从他的角度,刚好能透过那一刻的敞开,看到门后的那个城隍庙。

清清楚楚。

刺心钩愣了好一会儿。

等回过神来时,瞬息之间,他已经到了尽头的门口,猛地推开了门。

随着大门敞开,破落的城隍庙出现在他的面前。

时光流转。那一刹那,仿佛一切都回到了从前。

仿佛陷入了最真实的幻境。

仿佛梦境终于成真。

只要推开那扇门,就能看到她。

看到她温柔的笑脸。

像是受到了海妖的蛊惑一般,刺心钩失神地,一步一步,慢慢地,走上前去。

他缓缓地推开了庙门。

门后,有她……

门后,有她。

刺心钩呆愣愣地,看着城隍庙中间的棺材。

啊,是啊。

是啊,是这样的。

是这样的……

门后,真的有她。

刺心钩站在原地。

刺心钩掉下眼泪来。

喻红叶懒懒地靠在墙上,冷冰冰地看着刺心钩。他脸上挂着笑容,彻头彻尾恶意的笑容。

“怎么样?”喻红叶道,“见到阿姐了,开心吧。”

下一刻,寒气骤袭——

澎湃的杀意,震得周围的东西哗啦作响。

尖锐的杀气,几乎能划破人的肌肤。

闪着寒光的钩子,瞬间横在了喻红叶的脖颈之前。

“你——”刺心钩周身带着惊人的戾气,“你竟将阿姐的尸骨挖了出来!”

“那又如何。”喻红叶冷冷地看着他。瞬息之间,他忽然用力揪住刺心钩的衣领,骤然爆发,一把将刺心钩按到了墙上,吼道:“那又如何!你他妈!可是让她!变成尸骨了呢!”

刺心钩睁大了眼睛。

刺心钩忽然失去了力气。

喻红叶却嫌不够,死死地揪着他的衣领,怒吼道:“不是说会护好她吗?你他妈就是这么护的?有你没你有差吗?没你她自己都能跑!有你!有你她还要护着你!你他妈!她是为了护着你!她是为了护着你!”
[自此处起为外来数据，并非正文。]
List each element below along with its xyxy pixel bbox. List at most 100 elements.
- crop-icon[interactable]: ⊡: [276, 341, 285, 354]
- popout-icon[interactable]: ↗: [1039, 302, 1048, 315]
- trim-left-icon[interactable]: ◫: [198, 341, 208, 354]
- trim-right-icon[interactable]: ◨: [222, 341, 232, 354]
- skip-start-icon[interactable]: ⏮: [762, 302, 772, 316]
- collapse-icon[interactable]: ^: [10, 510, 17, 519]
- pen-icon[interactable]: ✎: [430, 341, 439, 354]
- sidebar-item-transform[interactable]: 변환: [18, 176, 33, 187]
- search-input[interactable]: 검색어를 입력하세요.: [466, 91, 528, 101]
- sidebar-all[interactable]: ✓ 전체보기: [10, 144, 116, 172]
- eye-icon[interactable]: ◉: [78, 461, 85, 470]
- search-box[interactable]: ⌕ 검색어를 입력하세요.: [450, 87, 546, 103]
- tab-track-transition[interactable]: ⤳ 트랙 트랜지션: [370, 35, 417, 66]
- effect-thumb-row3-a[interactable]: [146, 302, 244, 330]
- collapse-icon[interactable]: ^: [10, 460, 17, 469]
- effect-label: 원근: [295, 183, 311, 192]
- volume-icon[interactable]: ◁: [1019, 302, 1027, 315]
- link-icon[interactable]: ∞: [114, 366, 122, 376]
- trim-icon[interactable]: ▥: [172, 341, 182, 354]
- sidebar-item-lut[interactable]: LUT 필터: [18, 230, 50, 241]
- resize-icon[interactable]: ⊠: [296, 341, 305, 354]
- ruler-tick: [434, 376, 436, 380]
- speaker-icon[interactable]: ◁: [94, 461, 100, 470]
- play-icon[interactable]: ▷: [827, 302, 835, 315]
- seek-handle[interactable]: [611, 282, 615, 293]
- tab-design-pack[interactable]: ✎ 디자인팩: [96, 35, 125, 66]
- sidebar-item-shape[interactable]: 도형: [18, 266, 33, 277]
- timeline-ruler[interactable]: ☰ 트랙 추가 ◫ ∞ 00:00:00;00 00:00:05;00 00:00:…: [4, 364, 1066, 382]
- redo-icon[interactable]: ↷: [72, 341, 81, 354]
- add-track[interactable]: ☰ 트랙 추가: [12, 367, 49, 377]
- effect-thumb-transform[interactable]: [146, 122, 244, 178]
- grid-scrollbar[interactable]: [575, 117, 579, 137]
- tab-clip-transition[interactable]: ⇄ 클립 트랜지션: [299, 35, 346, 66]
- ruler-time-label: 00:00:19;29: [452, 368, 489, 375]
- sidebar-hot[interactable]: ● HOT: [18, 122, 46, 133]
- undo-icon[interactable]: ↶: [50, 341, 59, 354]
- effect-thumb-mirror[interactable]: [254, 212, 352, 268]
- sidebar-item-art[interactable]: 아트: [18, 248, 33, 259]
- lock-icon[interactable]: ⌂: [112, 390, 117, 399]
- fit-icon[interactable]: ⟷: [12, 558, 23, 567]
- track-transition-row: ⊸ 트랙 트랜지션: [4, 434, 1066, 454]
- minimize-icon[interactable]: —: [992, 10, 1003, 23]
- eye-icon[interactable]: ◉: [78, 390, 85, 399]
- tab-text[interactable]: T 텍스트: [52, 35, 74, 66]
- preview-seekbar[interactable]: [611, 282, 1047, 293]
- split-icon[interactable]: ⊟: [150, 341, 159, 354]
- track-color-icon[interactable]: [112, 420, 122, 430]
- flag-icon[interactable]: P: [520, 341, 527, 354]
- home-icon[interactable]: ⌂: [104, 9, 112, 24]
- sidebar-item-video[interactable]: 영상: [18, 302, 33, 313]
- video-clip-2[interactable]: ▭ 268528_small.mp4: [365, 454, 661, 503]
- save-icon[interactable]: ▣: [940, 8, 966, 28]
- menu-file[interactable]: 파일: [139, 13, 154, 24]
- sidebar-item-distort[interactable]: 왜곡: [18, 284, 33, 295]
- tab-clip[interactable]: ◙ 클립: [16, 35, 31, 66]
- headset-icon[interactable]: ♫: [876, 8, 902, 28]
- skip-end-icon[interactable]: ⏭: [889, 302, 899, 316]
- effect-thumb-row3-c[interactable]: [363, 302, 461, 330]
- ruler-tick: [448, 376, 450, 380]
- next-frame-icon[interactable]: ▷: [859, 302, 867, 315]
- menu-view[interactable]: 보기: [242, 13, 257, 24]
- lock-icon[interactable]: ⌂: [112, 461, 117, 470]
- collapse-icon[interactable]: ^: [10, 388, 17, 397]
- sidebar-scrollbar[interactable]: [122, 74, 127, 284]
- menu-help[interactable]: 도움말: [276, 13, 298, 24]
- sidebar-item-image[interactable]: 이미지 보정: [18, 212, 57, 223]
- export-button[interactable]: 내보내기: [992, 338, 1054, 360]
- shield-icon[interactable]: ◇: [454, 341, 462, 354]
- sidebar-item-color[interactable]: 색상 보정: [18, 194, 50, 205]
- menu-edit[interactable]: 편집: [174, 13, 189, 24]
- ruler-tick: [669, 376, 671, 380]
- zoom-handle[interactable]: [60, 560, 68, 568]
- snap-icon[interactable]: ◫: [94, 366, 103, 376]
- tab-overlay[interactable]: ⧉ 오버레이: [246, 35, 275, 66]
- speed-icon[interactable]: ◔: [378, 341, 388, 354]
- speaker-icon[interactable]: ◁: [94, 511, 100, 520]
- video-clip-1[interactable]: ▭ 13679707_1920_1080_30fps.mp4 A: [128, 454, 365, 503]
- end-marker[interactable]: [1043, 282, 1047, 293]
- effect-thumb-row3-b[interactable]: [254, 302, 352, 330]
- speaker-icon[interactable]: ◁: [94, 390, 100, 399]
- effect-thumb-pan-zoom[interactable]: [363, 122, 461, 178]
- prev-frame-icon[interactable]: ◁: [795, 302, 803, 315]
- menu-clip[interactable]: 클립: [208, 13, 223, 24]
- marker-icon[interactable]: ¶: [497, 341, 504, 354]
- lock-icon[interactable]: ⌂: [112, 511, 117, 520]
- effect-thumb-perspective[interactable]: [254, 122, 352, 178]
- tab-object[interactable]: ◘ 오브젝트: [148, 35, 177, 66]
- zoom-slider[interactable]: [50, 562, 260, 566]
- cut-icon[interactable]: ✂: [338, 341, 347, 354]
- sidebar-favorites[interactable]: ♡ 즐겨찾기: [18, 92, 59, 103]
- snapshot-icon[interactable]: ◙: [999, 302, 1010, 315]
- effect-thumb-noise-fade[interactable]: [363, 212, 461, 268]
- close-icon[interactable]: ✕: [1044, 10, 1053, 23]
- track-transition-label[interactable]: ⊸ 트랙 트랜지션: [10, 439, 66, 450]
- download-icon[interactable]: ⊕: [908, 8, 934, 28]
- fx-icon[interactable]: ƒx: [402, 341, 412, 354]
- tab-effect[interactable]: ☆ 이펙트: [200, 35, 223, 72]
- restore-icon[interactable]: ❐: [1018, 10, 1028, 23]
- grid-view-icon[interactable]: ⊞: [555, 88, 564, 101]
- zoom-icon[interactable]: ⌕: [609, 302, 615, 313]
喻红叶紧紧地攒着刺心钩的衣领,一字一顿:“死的,为什么,不是你。”

死的。

为什么。

不是我。

尖钩落在了地上。

刺心钩双目无神,眼泪无意识地滑落。

忽然之间,有人一把推开了喻红叶。

紧接着,那人便抱住了刺心钩,将他放在怀中安抚。

“不是那样的,不是那么回事。”她说,“你活着,是她的心愿。她愿意为你那样做,是因为对她来说,你活着,真的是一件很重要的事。”

白芨紧紧地抱着刺心钩。

她说:“你活着是她努力的结果,是她放弃一切,很努力促成的结果。所以,对她来说,一定是:活着的是你,真的,真的是太好了。”

刺心钩愣着。

他无意识地,慢慢地,紧紧抓住了白芨的衣服。

他缓缓地,将脸埋进了白芨的肩膀。

他颤抖着,低声地,呜咽了起来。

喻红叶在一旁看着,神情复杂无比。

然而,迎着白芨恼怒的目光,他最终还是收起了那份刺骨的恶意,没有再说什么。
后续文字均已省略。